REPUBLIC VS JENNIFER CAGANDAHAN
G.R. No. 166676
September 12, 2008
FACTS:
Respondent Cagandahan filed a Petition for Correction of Entries in
Birth Certificate before the RTC. She prayed to have her first name
changed from Jennifer to Jeff and her gender from female to male. She
alleged that is suffering from Congenital Adrenal Hyperplasia which is a
rare medical condition where afflicted persons possess both male and
female characteristics. The lower court decided in her favor but the OSG
appealed before the Supreme Court through a petition for review under
Rule 45 of the Rules of Court raising purely questions of law. The OSG
contends that the petition is fatally defective for non-compliance with
Rules 103 and 108 of the Rules of Court because the said petition did not
implead the local civil registrar.
ISSUES:
WON Cagandahan’s sex, and her first name as appearing in
her birth certificate can be changed.
HELD:
The Court Agrees.
Rule 108 no longer covers clerical or typographical errors.
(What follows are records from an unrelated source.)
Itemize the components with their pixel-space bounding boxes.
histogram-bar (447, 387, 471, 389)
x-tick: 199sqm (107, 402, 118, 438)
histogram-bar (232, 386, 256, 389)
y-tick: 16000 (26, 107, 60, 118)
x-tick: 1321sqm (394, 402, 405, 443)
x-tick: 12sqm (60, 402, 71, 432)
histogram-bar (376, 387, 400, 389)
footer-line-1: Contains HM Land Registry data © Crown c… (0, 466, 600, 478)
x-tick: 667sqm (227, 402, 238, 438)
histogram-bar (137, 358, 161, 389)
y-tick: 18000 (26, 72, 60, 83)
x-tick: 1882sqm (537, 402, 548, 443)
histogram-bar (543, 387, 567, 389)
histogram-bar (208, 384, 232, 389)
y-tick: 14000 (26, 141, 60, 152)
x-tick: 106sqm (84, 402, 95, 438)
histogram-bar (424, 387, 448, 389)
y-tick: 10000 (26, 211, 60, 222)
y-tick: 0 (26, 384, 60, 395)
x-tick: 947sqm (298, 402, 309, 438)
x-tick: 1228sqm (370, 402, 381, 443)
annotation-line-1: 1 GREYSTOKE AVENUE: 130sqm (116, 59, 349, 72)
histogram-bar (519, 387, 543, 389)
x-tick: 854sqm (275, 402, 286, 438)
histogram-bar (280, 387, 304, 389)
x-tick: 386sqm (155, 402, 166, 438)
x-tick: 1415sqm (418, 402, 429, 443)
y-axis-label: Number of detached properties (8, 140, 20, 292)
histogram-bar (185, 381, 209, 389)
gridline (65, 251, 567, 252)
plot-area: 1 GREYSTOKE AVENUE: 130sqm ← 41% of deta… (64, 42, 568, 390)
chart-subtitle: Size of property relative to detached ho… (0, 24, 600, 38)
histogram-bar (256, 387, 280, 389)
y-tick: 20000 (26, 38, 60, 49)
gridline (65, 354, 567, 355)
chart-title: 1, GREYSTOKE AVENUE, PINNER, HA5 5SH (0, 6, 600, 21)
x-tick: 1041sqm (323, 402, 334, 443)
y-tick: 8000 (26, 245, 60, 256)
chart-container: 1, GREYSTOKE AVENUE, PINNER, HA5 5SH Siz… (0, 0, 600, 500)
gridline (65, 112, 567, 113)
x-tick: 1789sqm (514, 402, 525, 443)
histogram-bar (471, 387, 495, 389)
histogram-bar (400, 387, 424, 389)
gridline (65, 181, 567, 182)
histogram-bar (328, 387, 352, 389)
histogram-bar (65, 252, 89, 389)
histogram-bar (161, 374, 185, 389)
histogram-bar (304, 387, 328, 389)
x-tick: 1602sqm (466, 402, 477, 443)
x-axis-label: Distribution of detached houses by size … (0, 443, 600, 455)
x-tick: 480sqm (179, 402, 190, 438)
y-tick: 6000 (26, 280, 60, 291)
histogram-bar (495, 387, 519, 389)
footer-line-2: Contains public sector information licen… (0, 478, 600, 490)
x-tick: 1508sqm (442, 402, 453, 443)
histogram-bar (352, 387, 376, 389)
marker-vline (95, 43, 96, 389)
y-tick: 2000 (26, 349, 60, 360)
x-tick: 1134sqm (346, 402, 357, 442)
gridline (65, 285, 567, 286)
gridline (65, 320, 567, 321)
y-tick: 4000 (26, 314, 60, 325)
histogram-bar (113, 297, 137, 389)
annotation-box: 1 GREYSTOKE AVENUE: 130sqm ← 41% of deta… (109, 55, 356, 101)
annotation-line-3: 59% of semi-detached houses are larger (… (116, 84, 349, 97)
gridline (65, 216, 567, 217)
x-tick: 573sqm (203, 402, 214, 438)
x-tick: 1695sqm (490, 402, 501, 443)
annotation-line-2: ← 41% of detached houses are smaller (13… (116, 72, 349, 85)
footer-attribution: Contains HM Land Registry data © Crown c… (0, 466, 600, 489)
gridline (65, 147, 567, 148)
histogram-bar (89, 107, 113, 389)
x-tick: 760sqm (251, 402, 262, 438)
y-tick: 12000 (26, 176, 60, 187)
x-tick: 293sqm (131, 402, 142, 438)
Where
it was amended by Republic Act No. 9048, which amended Article 376
and 412 of the Civil Code, where the correction or change of clerical or
typographical errors can now be made through administrative
proceedings and without the need for a judicial order. Where the person
is biologically or naturally intersex the determining factor in his gender
classification would be what the individual, like respondent, having
reached the age of majority, with good reason thinks of his/her
sex. Respondent here thinks of himself as a male and considering that his
body produces high levels of male hormones (androgen) there is
preponderant biological support for considering him as being male. It is
at maturity that the gender of such persons, like respondent, is
fixed. Furthermore, in the absence of a law on the matter, the Court will
not dictate on respondent concerning a matter so innately private as one's
sexuality and lifestyle preferences. Hence Cagandahan’s sex as
appearing in her birth certificate can be changed. Respondent's change
of name from Jennifer to Jeff implies a change of a feminine name to a
masculine name. This is proper since respondent's change of name
merely recognizes his preferred gender.